The military rolled through the streets of Alexandra, which were still littered with burnt tyres, rocks and other debris.
The flames in Alex belonged to soldiers keeping themselves warm in temperatures that dipped below zero.
Earlier, police minister Bheki Cele toured the ruins.
Arrests, he said, were part of the solution, “but the time has come for us to chase the instigators and agitators”.
At nightfall in distant warehouses overlooking the township, the glow of coals caught shadows making their way in and out of buildings. Armoured vehicles carrying law enforcement officials scattered the looters into alleys and the densely packed environment, only for them to return moments later.
An hour away in Mamelodi , northeast of Pretoria, the police, Tshwane metro police and local security personnel were playing cat-and-mouse keeping looters away from the Mams Mall.
The mall had been completely overrun that afternoon.
A security guard stood at the only unlocked gate while colleagues and police officers chased groups of looters back from the perimeter.
Sporadic shots were heard from the surrounds of the mall when police fired rubber bullets at encroaching groups of looters.
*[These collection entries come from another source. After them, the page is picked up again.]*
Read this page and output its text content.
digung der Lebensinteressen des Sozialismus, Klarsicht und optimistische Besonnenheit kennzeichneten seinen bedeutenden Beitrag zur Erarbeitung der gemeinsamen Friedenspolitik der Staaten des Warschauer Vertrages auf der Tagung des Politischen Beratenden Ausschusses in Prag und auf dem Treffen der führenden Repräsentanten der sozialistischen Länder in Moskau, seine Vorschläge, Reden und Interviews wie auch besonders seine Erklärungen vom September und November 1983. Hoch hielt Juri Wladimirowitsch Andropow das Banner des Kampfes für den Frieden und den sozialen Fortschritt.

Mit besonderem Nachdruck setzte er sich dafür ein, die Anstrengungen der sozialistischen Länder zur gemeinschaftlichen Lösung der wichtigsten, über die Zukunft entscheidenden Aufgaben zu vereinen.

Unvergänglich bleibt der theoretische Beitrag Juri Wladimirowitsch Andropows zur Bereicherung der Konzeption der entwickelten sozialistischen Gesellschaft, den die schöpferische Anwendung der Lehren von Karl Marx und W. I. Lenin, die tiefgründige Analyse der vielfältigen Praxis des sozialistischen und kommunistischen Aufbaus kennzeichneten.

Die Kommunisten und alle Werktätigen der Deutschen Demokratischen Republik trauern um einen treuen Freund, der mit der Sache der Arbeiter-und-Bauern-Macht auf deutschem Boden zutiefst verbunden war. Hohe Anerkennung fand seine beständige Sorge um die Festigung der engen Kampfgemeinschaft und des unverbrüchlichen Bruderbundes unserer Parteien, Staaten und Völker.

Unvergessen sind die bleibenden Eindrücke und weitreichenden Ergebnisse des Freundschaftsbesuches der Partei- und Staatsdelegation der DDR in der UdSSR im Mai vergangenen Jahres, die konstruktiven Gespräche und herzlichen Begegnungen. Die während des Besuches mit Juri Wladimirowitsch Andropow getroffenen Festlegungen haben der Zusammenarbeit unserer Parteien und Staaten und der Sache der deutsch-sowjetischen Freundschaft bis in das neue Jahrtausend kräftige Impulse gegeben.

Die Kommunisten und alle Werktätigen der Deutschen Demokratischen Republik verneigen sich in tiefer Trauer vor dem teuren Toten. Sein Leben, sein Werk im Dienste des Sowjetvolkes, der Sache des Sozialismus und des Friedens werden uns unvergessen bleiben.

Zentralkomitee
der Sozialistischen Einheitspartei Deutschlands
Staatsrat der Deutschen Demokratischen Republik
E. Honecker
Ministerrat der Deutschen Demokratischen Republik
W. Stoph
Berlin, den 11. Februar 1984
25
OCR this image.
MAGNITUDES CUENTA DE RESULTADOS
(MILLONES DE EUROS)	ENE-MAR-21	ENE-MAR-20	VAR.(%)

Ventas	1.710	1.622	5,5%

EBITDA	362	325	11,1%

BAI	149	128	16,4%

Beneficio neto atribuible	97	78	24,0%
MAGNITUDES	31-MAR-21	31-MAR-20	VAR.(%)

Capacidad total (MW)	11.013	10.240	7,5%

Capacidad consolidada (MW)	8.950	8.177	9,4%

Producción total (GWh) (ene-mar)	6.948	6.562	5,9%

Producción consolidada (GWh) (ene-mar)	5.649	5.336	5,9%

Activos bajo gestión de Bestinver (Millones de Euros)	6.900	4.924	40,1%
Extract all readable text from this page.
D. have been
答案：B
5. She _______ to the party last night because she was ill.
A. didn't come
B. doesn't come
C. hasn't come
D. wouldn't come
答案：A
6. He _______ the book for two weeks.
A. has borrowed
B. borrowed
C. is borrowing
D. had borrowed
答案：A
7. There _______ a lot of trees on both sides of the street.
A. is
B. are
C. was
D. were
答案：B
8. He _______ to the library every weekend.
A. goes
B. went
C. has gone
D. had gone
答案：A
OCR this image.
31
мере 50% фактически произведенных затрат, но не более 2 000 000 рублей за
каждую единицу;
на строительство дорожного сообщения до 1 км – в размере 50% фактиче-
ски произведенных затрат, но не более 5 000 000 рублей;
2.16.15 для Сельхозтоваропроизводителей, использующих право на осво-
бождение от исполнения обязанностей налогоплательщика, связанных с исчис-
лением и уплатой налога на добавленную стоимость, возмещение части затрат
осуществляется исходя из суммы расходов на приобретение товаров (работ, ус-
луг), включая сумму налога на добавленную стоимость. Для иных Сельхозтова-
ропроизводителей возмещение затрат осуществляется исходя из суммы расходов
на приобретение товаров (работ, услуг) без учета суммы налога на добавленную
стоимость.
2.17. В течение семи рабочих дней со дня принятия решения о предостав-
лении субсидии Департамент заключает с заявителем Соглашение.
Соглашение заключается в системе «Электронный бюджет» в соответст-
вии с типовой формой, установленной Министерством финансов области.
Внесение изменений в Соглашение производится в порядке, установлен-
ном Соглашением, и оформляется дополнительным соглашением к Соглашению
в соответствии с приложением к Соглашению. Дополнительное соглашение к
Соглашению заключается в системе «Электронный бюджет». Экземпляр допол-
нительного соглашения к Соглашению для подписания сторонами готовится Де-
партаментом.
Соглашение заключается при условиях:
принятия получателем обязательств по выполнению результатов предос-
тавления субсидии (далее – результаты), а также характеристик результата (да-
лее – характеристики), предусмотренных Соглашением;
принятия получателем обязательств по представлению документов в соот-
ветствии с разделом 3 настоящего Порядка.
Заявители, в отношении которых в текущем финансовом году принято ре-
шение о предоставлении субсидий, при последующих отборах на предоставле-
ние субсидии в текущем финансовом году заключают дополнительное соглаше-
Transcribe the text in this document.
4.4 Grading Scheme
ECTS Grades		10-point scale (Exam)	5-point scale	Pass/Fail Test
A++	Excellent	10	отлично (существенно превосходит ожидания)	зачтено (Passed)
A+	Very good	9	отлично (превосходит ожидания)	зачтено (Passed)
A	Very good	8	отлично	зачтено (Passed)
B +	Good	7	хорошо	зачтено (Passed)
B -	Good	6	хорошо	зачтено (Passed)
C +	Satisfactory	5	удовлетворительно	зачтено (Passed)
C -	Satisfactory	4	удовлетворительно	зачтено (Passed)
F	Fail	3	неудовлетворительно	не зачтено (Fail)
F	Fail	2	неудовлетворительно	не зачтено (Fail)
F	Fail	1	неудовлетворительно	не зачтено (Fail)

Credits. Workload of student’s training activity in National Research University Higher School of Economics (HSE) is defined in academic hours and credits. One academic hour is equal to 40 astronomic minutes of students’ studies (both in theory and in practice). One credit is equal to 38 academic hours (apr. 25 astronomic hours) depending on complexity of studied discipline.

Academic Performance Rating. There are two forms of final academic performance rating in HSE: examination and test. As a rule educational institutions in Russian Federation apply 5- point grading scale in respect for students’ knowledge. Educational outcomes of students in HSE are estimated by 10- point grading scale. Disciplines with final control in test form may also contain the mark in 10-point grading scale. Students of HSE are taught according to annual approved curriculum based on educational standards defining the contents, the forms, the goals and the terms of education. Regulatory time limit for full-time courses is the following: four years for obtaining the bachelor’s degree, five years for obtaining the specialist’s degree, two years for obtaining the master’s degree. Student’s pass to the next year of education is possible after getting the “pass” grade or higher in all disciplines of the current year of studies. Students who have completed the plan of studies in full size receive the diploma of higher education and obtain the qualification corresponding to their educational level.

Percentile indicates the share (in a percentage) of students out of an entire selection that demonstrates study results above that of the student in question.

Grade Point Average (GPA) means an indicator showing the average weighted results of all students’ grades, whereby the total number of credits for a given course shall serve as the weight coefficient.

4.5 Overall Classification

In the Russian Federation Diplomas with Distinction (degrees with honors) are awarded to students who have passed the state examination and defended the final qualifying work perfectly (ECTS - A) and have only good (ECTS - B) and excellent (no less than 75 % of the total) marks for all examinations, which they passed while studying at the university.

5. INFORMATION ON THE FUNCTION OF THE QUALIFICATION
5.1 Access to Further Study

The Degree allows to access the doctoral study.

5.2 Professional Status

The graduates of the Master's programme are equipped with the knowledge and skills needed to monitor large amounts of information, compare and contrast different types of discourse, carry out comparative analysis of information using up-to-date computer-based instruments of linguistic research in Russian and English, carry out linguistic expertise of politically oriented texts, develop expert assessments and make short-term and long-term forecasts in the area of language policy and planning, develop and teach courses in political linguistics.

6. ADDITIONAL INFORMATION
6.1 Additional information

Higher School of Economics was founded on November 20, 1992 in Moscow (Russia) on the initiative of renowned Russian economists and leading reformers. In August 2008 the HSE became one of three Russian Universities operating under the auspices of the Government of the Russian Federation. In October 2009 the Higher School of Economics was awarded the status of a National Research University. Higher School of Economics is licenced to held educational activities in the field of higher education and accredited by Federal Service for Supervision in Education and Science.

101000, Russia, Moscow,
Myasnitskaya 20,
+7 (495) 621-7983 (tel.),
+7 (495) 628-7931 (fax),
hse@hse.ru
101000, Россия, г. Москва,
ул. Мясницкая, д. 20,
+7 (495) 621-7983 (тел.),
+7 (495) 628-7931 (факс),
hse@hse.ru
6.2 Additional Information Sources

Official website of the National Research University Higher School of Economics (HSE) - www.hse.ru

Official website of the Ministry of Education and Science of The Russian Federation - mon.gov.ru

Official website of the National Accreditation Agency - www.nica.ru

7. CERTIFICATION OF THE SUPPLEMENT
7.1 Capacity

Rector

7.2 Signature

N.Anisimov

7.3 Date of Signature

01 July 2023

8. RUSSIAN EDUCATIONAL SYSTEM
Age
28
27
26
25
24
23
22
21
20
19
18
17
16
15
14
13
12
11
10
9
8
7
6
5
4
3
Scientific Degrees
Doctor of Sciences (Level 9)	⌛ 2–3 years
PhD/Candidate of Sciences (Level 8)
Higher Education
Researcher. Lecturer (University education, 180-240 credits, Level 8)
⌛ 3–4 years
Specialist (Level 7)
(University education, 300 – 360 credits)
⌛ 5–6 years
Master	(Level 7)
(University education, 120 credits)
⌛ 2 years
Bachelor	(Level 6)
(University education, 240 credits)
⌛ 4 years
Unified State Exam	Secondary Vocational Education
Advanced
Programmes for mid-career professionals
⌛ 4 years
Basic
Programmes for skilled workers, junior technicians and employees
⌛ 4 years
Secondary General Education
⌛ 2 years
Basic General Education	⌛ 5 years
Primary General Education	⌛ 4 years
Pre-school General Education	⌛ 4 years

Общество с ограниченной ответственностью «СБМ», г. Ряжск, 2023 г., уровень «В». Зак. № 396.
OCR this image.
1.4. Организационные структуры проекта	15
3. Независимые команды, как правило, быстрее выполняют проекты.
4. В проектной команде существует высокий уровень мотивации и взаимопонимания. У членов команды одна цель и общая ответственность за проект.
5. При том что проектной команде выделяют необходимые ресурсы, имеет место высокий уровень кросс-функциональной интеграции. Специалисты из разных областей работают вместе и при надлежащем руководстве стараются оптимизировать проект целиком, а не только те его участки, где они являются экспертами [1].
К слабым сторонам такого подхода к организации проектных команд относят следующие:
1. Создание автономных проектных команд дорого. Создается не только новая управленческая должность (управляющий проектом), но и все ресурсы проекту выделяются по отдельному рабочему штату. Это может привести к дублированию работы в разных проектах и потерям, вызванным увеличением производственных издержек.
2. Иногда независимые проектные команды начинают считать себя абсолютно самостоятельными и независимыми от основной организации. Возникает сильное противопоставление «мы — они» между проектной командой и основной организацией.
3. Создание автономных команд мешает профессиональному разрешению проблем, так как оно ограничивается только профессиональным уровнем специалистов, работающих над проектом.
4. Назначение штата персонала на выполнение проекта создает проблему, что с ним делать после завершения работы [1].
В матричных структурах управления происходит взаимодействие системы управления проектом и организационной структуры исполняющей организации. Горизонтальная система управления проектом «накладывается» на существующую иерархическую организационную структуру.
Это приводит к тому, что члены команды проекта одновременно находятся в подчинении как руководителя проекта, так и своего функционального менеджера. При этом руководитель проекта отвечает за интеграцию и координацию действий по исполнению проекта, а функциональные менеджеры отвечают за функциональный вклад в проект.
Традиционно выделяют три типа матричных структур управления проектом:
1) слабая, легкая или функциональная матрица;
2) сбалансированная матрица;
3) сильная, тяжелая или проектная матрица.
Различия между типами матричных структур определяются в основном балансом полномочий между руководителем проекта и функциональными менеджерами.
Occasionally, the sound of return fire was heard from the slopes and valleys nearby.
Tshwane metro police department’s Const Manana Gololo cautioned a TimesLIVE team at around midnight to stick with the police as looters were expected to be hiding in tall reeds just metres from the mall.
On Tuesday evening, the mall was eerily quiet except for the sound of an alarm coming from ATM machines that had been gutted. Despite damage to the glass entrance, the electric doors sporadically opened and closed. The floor was wet and smelled strongly of alcohol.
A single toddler’s Reebok takkie lay at the entrance to the mall with a R699.99 price tag.
Local security worked through the night to ensure the mall remained free of looters, but there was no stock left to steal.
The security groups are locals who have worked overtime to help police. They were dismayed when they spoke of the damage to the local economy.
They said they would be able to identify looters in the morning because they would all be wearing new shoes.
Meanwhile, looting and destruction of buildings and infrastructure in KwaZulu-Natal continued.
The police were completely outnumbered as looters arrived en masse around Queen Nandi Drive, many in vehicles, essentially blocking the roads.
Factories in Durban and Pietermaritzburg were set alight during running riots.
On Tuesday, Col Brenda Muridili, speaking on behalf of the National Joint Operational and Intelligence Structure, said 72 people had died in the unrest.
She said 14 murder cases were being investigated in KwaZulu-Natal and 19 in Gauteng. There were 13 inquest dockets opened in KwaZulu-Natal and 26 in Gauteng linked to fatalities.
Muridili said there had been 1,234 arrests linked to the violence. Of these, 683 were in Gauteng and 549 in KwaZulu-Natal. There was one arrest in Mpumalanga and another in the Northern Cape.
“The greater part of the inquest dockets relates to stampedes that occurred during the looting of shops and malls. Other deaths and injuries were related to ATM explosions and shootings,” said Muridili.
She confirmed the death of Ekurhuleni metro police officer Meshack Mahlangu, who was shot when responding to looting at Sam Ntuli mall in Katlehong on Monday evening when a mob fired live rounds at police.